Damage model for diffusion-induced structural degradation of metal-ion battery

Understanding structural durability and safety of metal-ion batteries, such as lithium-ion battery and sodium-ion battery, is of practical importance for applications in electric vehicles and hybrid electric vehicles. Following the method used in damage mechanics, we introduce an isotropic damage state variable in the deformation analysis of electrode during electrochemical cycling. The evolution of the damage state variable is dependent on chemical reaction, reaction-released heat, and stress state of the electrode, and the elastic constants and the molar volume of the electrode material are dependent implicitly on the damage state variable.
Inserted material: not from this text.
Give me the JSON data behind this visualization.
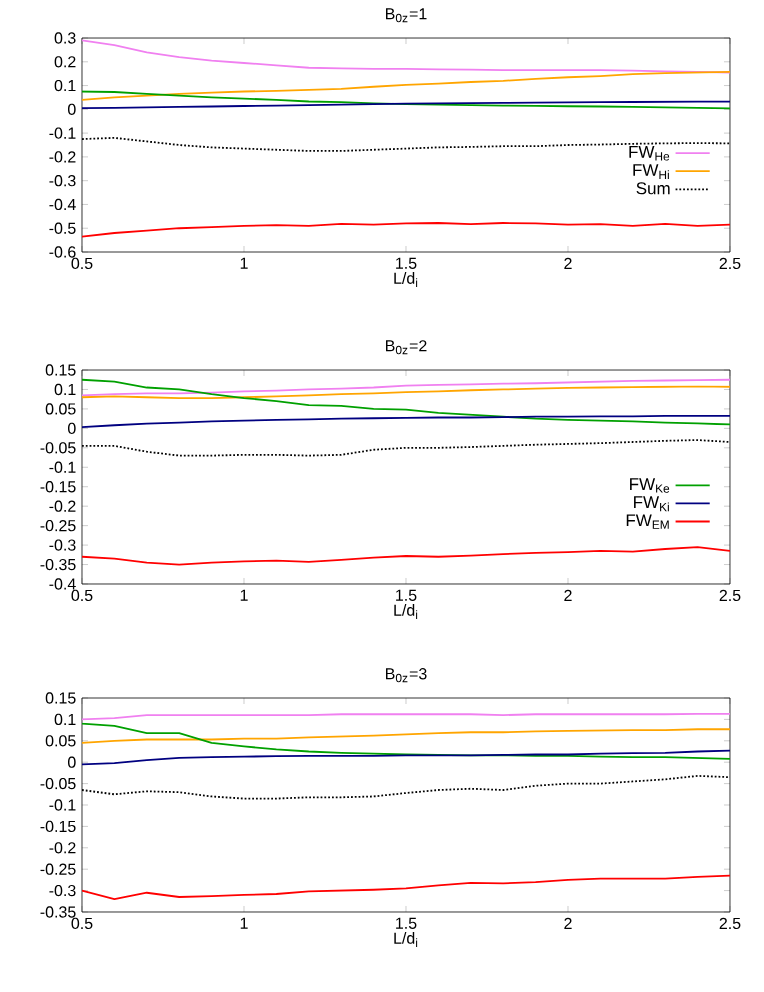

Provided that the contribution of higher orders of the concentration of diffusive constituent and diffusion flux to the structural damage/degradation is negligible, we propose an approximated expression for the damage states corresponding to individual cycle for respective insertion and de-insertion process. Assuming negligible effect of stress on insertion/diffusion of diffusive constituent, we analyze the effect of structural damage/degradation on the bending of an electrode beam during the first insertion. The numerical results reveal that the structural damage/degradation reduces the minimum radius of curvature that an electrode beam can reach. There exists the damage-induced relief of the diffusion-bending moment that is introduced by the insertion of the diffusive constituent.